Description of problem: ======================= Take Snapshot when Directory is created only on hashed sub-volume and not on others. On restoring that snapshot, Directory is not listed on mount point. Lookup on parent Directory is not healing Directory on non-hashed sub-volume. Version-Release number of selected component (if applicable): ============================================================= 3.5qa2-0.340.gitc193996.el6_5.x86_64 How reproducible: ================ always Steps to Reproduce: 1. create Distributed volume, start it and FUSE mount it. 2. create Directory from mount point and make sure you take a snap of volume when Directory is created only on hashed sub-volume and not on any other 3. stop volume and restore snap 4. mount volume again and list out content of parent Directory. newly created Directory is not listed [root@rhs-client18 new]# ls -l total 0 5. verify Directory in backend. Directory is present only on hashed sub-volume, not on other sub-volumes server1:- [root@rhs-client18 new]# ls -l total 0 server2:- [root@OVM5 brick3]# ls -l total 0 drwxr-xr-x 2 root root 6 Apr 24 15:01 dir1 server3:- [root@rhs-client18 new]# ls -l total 0 Actual results: =============== DHT self heal is not healing Directory entry and Directory is not visible on mount point Expected results: ================= Lookup on mount point should heal Directory entry on all up sub-volume Additional info:
Able to reproduce without taking snapshot. Steps:- 1) send Directory creation from one mount point. 2) When Directory is created on hashed and not not creates on other sub-volumes(non hashed), send lookup from other mount point --> lookup is not healin Directory on other sub-volumes
*** Bug 1092501 has been marked as a duplicate of this bug. ***
Upstream patch : http://review.gluster.org/#/c/7599/
https://code.engineering.redhat.com/gerrit/#/c/26144/
verified with build 3.6.0.20-1.el6rhs.x86_64 works as per expectation hence moving to verified
Hi Susant, Please review the edited doc text for technical accuracy and sign off.

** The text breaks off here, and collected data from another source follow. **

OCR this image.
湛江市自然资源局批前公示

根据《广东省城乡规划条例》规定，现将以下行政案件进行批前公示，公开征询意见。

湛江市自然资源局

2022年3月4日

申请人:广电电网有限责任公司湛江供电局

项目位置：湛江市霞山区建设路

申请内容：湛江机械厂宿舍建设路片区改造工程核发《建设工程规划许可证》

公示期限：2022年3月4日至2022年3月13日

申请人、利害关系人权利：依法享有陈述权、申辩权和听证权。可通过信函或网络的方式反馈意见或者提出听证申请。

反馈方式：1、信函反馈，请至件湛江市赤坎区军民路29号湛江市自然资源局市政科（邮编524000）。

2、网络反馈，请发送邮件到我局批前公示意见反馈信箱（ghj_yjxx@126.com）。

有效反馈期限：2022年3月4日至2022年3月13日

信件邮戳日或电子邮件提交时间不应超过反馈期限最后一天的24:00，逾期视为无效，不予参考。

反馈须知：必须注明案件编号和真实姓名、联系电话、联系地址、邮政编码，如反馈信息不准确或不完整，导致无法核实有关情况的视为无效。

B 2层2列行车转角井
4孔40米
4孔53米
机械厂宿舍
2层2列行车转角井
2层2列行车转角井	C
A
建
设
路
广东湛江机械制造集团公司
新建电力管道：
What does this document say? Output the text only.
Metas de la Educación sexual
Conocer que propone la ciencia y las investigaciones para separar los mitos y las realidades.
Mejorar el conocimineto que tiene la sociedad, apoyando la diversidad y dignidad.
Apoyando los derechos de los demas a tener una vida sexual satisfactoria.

I was able to hit this issue on the build glusterfs-3.6.0.25-1. 1. create and start Distributed replicate master and slave volume, and create geo-rep relationship between master and slave (looks like geo-rep has nothing to do with this issue) 2. create Directory from mount point on master and make sure you take a snap of volume when Directory is created only on one of the sub-volume and not on any other. 3. restore snap (follow steps to restore snap) 4. mount volume again and list out content of parent Directory. newly created Directory is not listed.
I also could be able to hit this during snapshot restoration of geo-rep slave and master. A directory in restored master volume was only present in one brick and not on other. Gluster mount could not see the directory. Lookup on parent directory did not heal it but the lookup on the missing directory healed.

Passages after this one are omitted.